The high cost of upgrading 40-year-old nuclear reactors is confronting Xcel Energy again.
Investments in the Prairie Island nuclear power plant in Red Wing, Minn., are projected to cost more than expected — $487 million by 2020, with more spending needed in the next decade.
It's not a replay of cost overruns at Xcel's other reactor in Monticello, Minn. That 2013 surprise, which state regulators blamed on imprudent management, led Xcel to write off $125 million last year.
This time, Xcel executives are giving advance warning of rising costs to upgrade its two Prairie Island reactors. The investment will keep the units running safely until the early 2030s, Xcel officials said, and will largely be offset by lower maintenance expenses in years ahead.

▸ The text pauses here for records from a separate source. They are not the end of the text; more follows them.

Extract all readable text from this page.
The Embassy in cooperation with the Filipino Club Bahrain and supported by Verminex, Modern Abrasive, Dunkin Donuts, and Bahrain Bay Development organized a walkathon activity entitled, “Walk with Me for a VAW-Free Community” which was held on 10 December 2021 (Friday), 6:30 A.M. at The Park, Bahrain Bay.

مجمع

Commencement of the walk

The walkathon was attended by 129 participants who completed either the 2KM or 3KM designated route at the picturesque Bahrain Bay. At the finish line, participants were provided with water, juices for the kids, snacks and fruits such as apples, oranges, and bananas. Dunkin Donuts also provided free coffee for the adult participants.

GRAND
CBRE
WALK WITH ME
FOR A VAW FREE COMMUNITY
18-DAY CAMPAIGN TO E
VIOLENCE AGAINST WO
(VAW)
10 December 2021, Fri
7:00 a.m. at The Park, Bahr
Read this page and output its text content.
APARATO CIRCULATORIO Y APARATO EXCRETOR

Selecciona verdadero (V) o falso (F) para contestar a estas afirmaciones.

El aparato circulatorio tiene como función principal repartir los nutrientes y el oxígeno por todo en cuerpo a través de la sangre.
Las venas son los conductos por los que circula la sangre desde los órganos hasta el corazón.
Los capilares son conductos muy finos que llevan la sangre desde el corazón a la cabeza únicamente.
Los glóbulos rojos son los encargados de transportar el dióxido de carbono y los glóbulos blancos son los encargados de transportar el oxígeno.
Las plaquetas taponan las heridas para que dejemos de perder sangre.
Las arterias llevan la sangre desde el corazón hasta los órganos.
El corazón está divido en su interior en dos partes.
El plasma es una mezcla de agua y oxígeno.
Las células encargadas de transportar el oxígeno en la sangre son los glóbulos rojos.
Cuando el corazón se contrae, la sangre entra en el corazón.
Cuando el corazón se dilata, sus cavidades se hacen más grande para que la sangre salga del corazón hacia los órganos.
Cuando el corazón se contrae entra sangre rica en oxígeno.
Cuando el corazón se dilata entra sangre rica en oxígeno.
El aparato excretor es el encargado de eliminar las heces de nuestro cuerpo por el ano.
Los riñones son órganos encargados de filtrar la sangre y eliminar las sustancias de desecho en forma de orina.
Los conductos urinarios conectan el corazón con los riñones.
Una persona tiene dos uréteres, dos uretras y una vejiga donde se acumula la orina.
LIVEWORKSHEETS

"We learned from what happened at Monticello," Kevin Davison, Xcel's site vice president at Prairie Island, said in an interview at the plant. " … We have got to be better at making sure we totally understand what we want to do, exactly how we are going to do it and be very careful in the cost considerations."
Yet, in a fresh surprise, Xcel also has offered to study shutting down Prairie Island years before the reactors' operating licenses expire in 2033-34. Xcel isn't pushing early retirement, which would accelerate the costly job of decommissioning. It's an option being presented to the Minnesota Public Utilities Commission, which regulates Xcel's rates and investments.
Two nuclear plants, including one in Wisconsin, have shut down for economic reasons since 2013. Four other nuclear plants in other states face similar challenges and are slated to close by 2019.
Even if Xcel retires its Prairie Island units in the 2020s, the Minneapolis-based utility said significant investment is needed just to keep them operating for a few years. One of the plant's two generators is the original unit, and is to be replaced in 2018 if not sooner. Four cooling towers also need refurbishment or replacement, as do dozens of decades-old pumps, motors and controls, the utility said.